More than 100 U.S. Winter Olympians and Paralympians got a parade down the Las Vegas Strip this week.
Free concert. Key to the Strip. Thousands of fans standing in triple-digit heat just to cheer.
A portion of Las Vegas Boulevard was shut down Thursday night to celebrate over 100 Winter Olympians and Paralympians, as set up by rapper Flavor Flav and his SHE Weekend event.
STORY: https://t.co/SDSNkazY8i pic.twitter.com/DFNzn2WhBr— Las Vegas Review-Journal (@reviewjournal) July 17, 2026
The women's hockey team led the way, fresh off a gold medal win over Canada at the Milan Cortina Games.
Figure skaters and bobsledders and Paralympians marched with them. Local girls from programs like Girls on the Run walked the same route as Olympic champions.
These women trained for years, competed against the best women in the world, and won.

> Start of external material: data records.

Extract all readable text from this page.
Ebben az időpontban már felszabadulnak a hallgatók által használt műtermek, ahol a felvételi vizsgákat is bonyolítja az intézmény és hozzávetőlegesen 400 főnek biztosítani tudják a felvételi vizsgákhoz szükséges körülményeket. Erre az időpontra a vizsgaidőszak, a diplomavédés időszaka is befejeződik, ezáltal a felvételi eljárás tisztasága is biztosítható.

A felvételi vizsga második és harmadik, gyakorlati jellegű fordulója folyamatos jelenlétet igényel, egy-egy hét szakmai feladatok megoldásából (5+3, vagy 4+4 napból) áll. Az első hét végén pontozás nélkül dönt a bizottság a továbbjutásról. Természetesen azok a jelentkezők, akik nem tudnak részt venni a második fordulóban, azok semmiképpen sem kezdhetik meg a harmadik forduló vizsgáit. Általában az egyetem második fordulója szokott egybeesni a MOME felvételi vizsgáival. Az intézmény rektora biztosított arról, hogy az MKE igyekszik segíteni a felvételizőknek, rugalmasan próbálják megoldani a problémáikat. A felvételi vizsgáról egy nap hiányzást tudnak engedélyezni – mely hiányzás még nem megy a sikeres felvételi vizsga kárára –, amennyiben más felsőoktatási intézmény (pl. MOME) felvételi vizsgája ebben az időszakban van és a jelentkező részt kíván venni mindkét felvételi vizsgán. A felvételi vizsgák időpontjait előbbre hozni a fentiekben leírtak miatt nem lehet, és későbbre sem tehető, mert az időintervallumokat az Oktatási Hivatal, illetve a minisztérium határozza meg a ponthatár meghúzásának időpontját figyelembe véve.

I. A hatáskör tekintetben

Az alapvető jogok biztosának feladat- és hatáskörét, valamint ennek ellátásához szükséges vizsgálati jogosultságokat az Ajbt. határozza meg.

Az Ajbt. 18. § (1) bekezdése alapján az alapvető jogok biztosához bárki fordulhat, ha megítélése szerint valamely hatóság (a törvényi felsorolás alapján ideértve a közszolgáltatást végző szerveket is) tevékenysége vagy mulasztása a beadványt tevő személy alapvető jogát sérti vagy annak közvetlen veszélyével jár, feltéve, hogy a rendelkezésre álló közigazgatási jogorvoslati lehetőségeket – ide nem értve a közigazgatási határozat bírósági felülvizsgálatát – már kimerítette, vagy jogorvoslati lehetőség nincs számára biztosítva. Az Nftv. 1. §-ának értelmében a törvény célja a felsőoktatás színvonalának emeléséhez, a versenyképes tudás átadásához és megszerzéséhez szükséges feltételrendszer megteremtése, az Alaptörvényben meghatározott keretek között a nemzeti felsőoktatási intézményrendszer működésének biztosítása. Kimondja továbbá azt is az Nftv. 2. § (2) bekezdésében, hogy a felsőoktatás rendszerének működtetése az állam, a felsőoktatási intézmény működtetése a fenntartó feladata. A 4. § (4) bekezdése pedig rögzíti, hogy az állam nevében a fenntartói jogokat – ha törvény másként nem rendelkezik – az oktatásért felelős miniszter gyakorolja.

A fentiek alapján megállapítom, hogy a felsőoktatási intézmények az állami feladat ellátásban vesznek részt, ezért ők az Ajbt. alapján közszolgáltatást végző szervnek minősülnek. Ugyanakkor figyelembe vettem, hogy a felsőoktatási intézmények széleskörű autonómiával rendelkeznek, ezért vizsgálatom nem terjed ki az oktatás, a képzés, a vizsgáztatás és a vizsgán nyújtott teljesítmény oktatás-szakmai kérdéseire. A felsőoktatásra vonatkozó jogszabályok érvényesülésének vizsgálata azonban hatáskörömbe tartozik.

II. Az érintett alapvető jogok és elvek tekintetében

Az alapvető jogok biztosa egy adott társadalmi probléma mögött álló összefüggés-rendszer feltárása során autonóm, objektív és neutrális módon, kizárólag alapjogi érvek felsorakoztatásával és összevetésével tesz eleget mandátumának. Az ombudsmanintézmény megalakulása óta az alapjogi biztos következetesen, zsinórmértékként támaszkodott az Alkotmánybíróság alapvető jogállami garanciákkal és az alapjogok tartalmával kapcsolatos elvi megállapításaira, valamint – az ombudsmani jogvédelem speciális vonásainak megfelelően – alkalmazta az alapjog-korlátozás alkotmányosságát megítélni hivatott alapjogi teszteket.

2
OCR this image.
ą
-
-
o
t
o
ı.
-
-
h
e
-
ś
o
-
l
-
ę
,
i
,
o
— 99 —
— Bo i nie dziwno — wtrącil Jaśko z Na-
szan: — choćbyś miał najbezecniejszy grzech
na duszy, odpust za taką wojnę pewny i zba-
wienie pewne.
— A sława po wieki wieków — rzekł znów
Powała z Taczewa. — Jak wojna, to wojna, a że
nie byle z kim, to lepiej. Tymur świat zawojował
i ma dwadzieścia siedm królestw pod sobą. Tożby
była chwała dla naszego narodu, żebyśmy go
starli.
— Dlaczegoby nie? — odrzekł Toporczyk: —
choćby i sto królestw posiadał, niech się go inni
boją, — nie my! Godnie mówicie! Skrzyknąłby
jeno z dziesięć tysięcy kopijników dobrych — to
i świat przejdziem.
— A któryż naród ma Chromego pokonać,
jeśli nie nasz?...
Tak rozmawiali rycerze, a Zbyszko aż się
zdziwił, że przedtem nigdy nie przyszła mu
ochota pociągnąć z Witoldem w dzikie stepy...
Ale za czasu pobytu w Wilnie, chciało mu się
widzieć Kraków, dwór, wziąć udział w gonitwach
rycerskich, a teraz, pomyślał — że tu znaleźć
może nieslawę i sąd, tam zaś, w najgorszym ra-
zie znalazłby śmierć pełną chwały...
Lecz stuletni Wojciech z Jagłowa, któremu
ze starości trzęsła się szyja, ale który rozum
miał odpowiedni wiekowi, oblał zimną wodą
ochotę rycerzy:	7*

But a win like that only means something if the competition was fair. And in women's sports, fairness has been anything but guaranteed.
The IOC Drew a Line
Back in March, the International Olympic Committee made a call that would've seemed impossible a decade ago.
Starting at the 2028 Los Angeles Games, every athlete competing in the women's category has to pass a one-time gene screening confirming they're biologically female.
IOC President Kirsty Coventry didn't hedge on why. “It would not be fair for biological males to compete in the female category,” she said.
Men hold roughly a 10 to 12 percent performance edge over women in most running and swimming events. Coventry made protecting the female category a priority the moment she took office as the first woman to lead the IOC in its 132-year history.
What That Means For The Vegas Celebration
Every medal those women carried down the Strip this week was won in a competition designed for female competitors.
Male competitors shouldn't get to take advantage of spaces meant for biological women. No podium spot should be taken by someone who never should have been eligible for it.
That's what makes celebration of our female athletes real instead of hollow.
Nevadans cheering for them would like know their daughters' wins will mean just as much someday.
The Fight Continues in Nevada
That fight for fairness is playing out in gyms and school boards across Nevada right now.
Parents and lawmakers are pushing back against efforts to blur the line between girls' and boys' sports here at home.
The IOC didn't act because it was trendy. It acted because fairness in women's sports is the whole point of women's sports.
These women got their moment on the Strip. Every girl in Nevada picking up a bat, a ball, or a pair of skates deserves the same shot at one, on a level field.